MF: Kentucky?! No, no … but I’ll tell you what: I’m going to go to the Muhammad Ali (Center) when I’m in Louisville, because I think Muhammad Ali is one of the dopest lyricists ever.
Saturday, Oct. 20
Sean Watkins seems to have the world at his feet. He’s in Nickel Creek — likely the best acoustic ensemble of the last decade — and the guitarist also finds time to make solo records that let him experiment with new musical directions and have earned fine notices. But a few months ago, Nickel Creek announced that their current tour would be followed by a hiatus of unknown length. As in, Adios until we feel like reassembling.
So when the progressive bluegrass-and-then-some trio plays the Brown Theatre (315 W. Broadway, 584-7777) on Saturday, there’s reason to celebrate and wish ’em well — but also cause for a sad tear or two (even though they’ve got a comedian opening). They’re calling this the “Farewell (For Now) Tour,” and Sean Watkins told LEO, “It’s a good point to jump off. We’d played together 19 years, and renewal of our contract would’ve meant eight or 10 more.”
The cause for the hiatus isn’t tense emotional conflict. In fact, the guitarist counters that “it’s very calculated,” and he cites a slightly relaxed schedule over the last year as pointing the way. “I’ve been able to stretch my creative legs a lot from being more at home.”
Then he begins a list of collaborations (a full album with John Forman already in the can, an eight-member ensemble with Benmont Tench, Pete Thomas and Davey Faragher itching to hit the studio) and it becomes clear that we’ll just have to let Sean, fiddler-sister Sara and mandolinist Chris Thile have their way. Nickel Creek leaves in its wake a new best-of with live tracks and DVD extras (Reasons Why) and a lot of fans who think that if it is indeed over after nearly two decades, the end still came too soon. Tickets are $25.
Thursday, Oct. 18
Ponieheart is the name of an act that now has one member — Paul Fugazotto II — who came out of the group that eventually became Brightblack Morning Light.
His music mixes a classic bittersweet/delicate acoustic singer-songwriter sound with deftly sketched, dynamic electronics.
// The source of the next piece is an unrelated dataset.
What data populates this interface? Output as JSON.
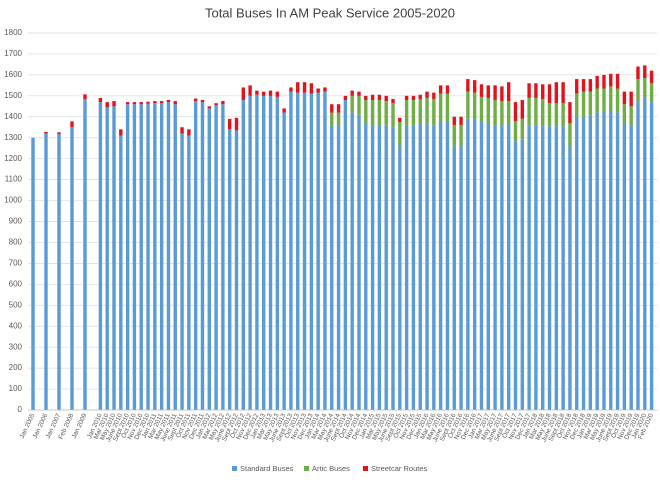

He’s sometimes had a couple of players expanding the accompaniment, but at Lisa’s Oak Street Lounge (1004 E. Oak St., 637-9315) on Thursday night, he says, “it’s me, and iPod, a 202 sampler and the guitar. I don’t want it to be too karaoke, so I don’t put on record anything I can’t reasonably sound like onstage.”
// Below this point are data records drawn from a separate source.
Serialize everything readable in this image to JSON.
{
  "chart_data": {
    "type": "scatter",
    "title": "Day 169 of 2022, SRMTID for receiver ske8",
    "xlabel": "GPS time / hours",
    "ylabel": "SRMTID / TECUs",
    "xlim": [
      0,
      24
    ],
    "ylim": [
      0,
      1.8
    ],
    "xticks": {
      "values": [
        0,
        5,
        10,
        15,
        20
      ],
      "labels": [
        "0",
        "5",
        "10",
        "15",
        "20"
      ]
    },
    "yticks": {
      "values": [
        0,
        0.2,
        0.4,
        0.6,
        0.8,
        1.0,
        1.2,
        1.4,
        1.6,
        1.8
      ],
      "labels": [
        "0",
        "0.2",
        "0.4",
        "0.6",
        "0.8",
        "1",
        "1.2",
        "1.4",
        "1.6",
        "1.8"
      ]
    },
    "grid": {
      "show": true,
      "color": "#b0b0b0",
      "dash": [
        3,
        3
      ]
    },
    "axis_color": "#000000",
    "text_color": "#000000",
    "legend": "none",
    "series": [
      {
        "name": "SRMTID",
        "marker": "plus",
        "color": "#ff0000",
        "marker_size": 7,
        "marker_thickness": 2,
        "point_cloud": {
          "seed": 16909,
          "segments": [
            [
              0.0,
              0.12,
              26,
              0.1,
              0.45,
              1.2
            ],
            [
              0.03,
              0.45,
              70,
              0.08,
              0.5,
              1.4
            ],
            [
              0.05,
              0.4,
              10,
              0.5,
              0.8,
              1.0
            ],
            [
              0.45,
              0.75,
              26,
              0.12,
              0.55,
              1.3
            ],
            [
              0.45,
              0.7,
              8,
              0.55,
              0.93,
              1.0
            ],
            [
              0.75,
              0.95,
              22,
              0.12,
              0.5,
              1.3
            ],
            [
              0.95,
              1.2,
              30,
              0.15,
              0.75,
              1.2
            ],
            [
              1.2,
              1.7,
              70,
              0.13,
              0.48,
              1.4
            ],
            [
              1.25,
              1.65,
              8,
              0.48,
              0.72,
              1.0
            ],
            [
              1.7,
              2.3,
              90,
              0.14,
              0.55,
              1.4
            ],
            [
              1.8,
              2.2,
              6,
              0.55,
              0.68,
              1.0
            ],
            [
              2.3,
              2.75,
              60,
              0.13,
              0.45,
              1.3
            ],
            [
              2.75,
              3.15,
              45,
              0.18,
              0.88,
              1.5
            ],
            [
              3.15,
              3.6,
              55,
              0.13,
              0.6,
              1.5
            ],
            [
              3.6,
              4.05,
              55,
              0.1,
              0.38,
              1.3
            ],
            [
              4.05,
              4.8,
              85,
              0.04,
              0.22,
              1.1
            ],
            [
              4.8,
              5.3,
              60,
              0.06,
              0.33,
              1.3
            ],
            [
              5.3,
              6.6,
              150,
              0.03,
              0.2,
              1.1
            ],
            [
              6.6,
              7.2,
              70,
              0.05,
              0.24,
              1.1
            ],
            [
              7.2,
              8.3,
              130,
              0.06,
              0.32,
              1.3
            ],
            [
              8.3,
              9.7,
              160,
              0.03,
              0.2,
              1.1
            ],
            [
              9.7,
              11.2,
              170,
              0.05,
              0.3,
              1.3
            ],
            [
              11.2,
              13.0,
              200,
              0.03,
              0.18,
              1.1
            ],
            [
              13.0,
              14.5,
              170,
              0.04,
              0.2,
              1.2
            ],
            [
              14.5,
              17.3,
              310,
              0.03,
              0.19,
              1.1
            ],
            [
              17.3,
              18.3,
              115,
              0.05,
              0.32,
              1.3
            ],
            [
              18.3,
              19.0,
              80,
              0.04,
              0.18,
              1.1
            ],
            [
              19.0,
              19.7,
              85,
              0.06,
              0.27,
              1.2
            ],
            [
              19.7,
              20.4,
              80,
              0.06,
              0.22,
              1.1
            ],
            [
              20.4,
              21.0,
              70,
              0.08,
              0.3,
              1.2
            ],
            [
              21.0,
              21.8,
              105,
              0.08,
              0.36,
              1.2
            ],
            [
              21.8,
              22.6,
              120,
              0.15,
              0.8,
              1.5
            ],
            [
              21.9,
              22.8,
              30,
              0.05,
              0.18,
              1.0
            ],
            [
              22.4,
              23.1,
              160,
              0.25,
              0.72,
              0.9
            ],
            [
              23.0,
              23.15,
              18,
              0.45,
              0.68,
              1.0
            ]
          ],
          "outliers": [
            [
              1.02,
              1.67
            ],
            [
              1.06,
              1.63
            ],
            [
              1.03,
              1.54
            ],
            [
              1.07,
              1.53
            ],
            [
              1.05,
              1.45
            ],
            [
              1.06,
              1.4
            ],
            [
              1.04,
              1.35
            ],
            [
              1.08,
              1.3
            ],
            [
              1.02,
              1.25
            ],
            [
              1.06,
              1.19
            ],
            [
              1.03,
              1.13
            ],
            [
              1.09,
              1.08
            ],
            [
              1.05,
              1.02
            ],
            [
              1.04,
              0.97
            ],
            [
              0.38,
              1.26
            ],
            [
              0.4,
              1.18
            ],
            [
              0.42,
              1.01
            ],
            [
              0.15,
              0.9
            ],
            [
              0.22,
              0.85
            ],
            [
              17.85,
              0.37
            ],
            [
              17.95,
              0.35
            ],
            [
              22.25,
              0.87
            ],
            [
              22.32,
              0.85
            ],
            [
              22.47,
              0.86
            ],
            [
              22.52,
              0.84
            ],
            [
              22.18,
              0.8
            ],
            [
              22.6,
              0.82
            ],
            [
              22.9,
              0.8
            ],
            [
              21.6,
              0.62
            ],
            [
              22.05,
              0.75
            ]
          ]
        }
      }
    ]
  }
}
On the Ponieheart MySpace profile, the list of influences consists of one unexpected entry: Carole King. Fugazotto is ready to open up to more when asked, though: “Rebecca Gates of Spinanes shaped my music a lot. Helmet shaped the way I played guitar. And Rush! I was into Rush early — before puberty. So as my voice changed, I learned to keep it high like Geddy Lee.”
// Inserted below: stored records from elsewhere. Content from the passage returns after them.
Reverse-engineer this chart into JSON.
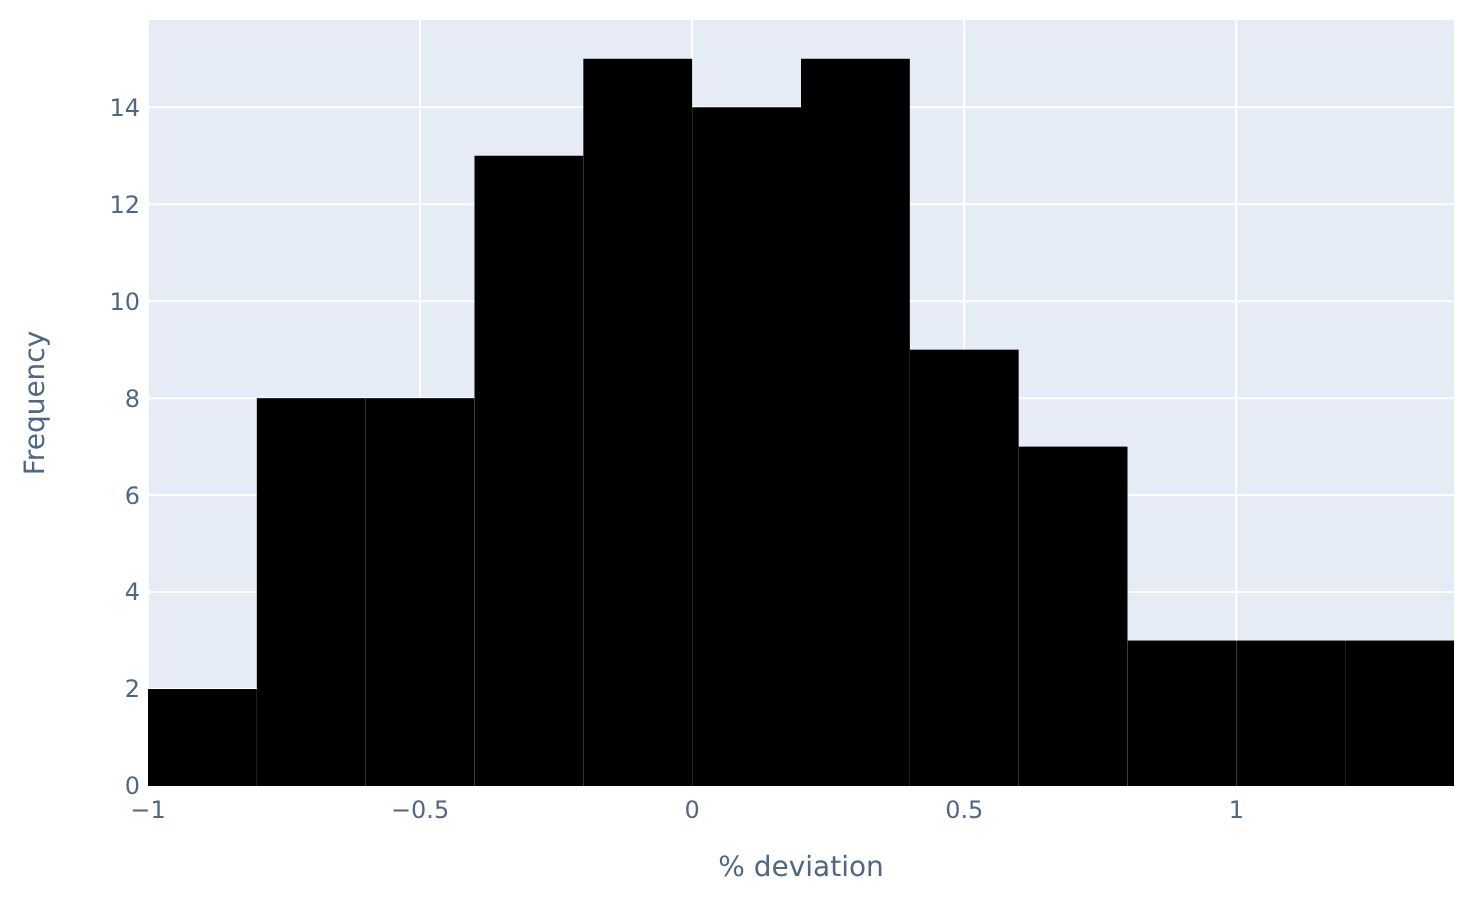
{
  "chart_data": {
    "type": "histogram",
    "xlabel": "% deviation",
    "ylabel": "Frequency",
    "bins": [
      -1,
      -0.8,
      -0.6,
      -0.4,
      -0.2,
      0,
      0.2,
      0.4,
      0.6,
      0.8,
      1,
      1.2,
      1.4
    ],
    "values": [
      2,
      8,
      8,
      13,
      15,
      14,
      15,
      9,
      7,
      3,
      3,
      3
    ],
    "color": "#000000",
    "xlim": [
      -1,
      1.4
    ],
    "xticks": [
      {
        "value": -1,
        "label": "−1"
      },
      {
        "value": -0.5,
        "label": "−0.5"
      },
      0,
      0.5,
      1
    ],
    "ylim": [
      0,
      15.8
    ],
    "yticks": [
      0,
      2,
      4,
      6,
      8,
      10,
      12,
      14
    ],
    "grid": true
  }
}
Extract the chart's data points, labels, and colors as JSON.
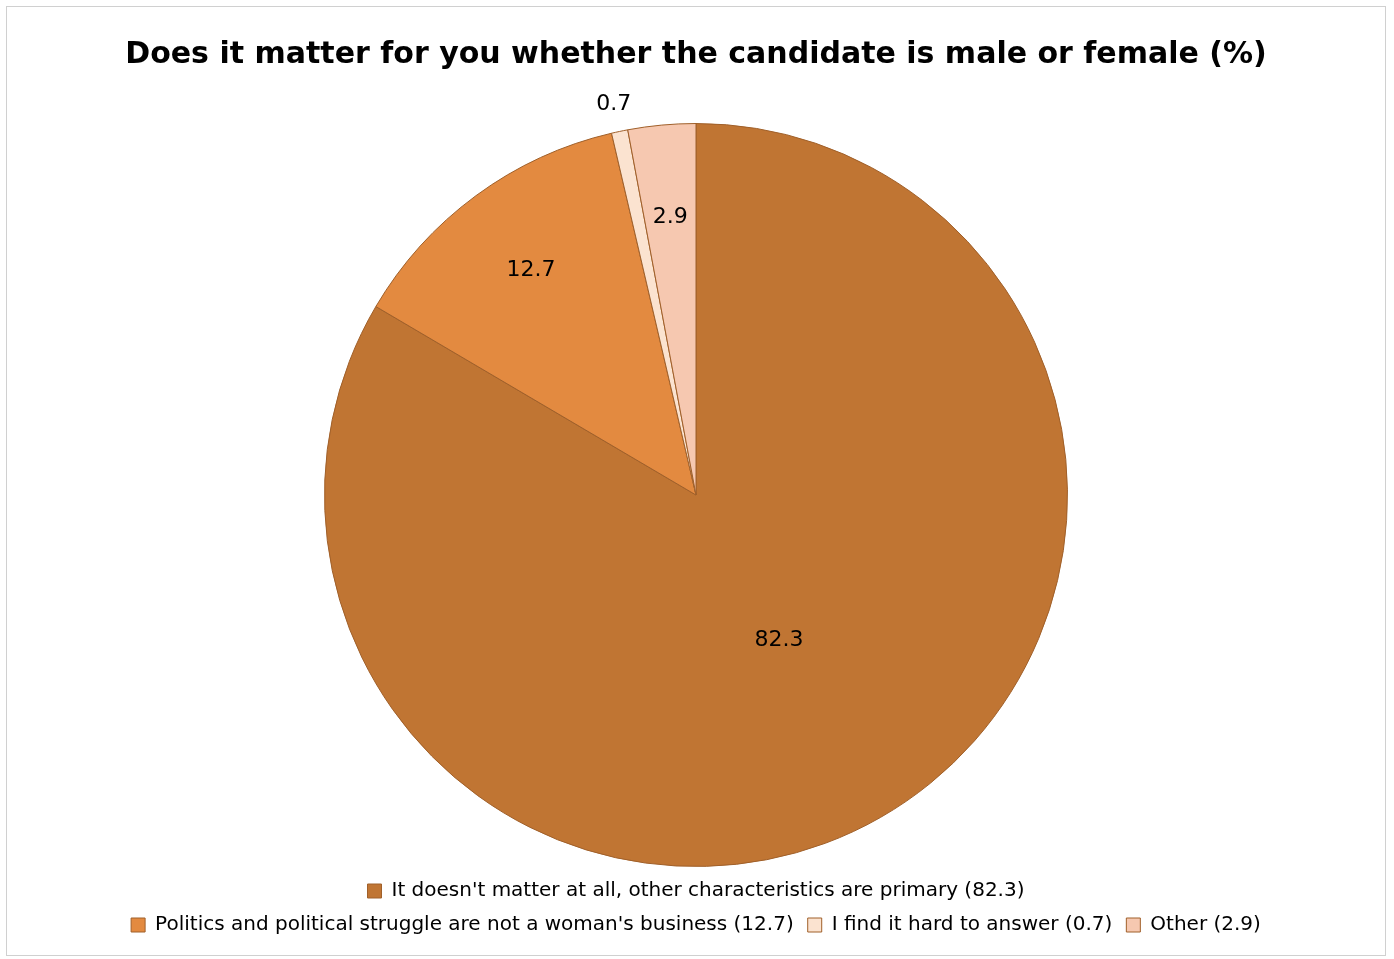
{
  "chart_data": {
    "type": "pie",
    "title": "Does it matter for you whether the candidate is male or female (%)",
    "categories": [
      "It doesn't matter at all, other characteristics are primary (82.3)",
      "Politics and political struggle are not a woman's business (12.7)",
      "I find it hard to answer (0.7)",
      "Other (2.9)"
    ],
    "values": [
      82.3,
      12.7,
      0.7,
      2.9
    ],
    "colors": [
      "#c07533",
      "#e38a40",
      "#fbe3d0",
      "#f6c8b0"
    ],
    "data_labels": true,
    "legend": "bottom"
  }
}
In these days of Iron & Wine, it isn’t so surprising what one central acoustic player and a lot of imagination can bring about. So are the songs written over beats, as in so much of hip hop?
Not this time: “In the end, rhythm is where I’ll add or subtract. The songs, I work them out in my head, memorize and play them on guitar for months.”
The results for Ponieheart aren’t too far from the twilight-and-outskirts alt-folk of a quieter Will Oldham. The show at Lisa’s starts at 10:30 p.m. on Thursday night, with $5 tickets.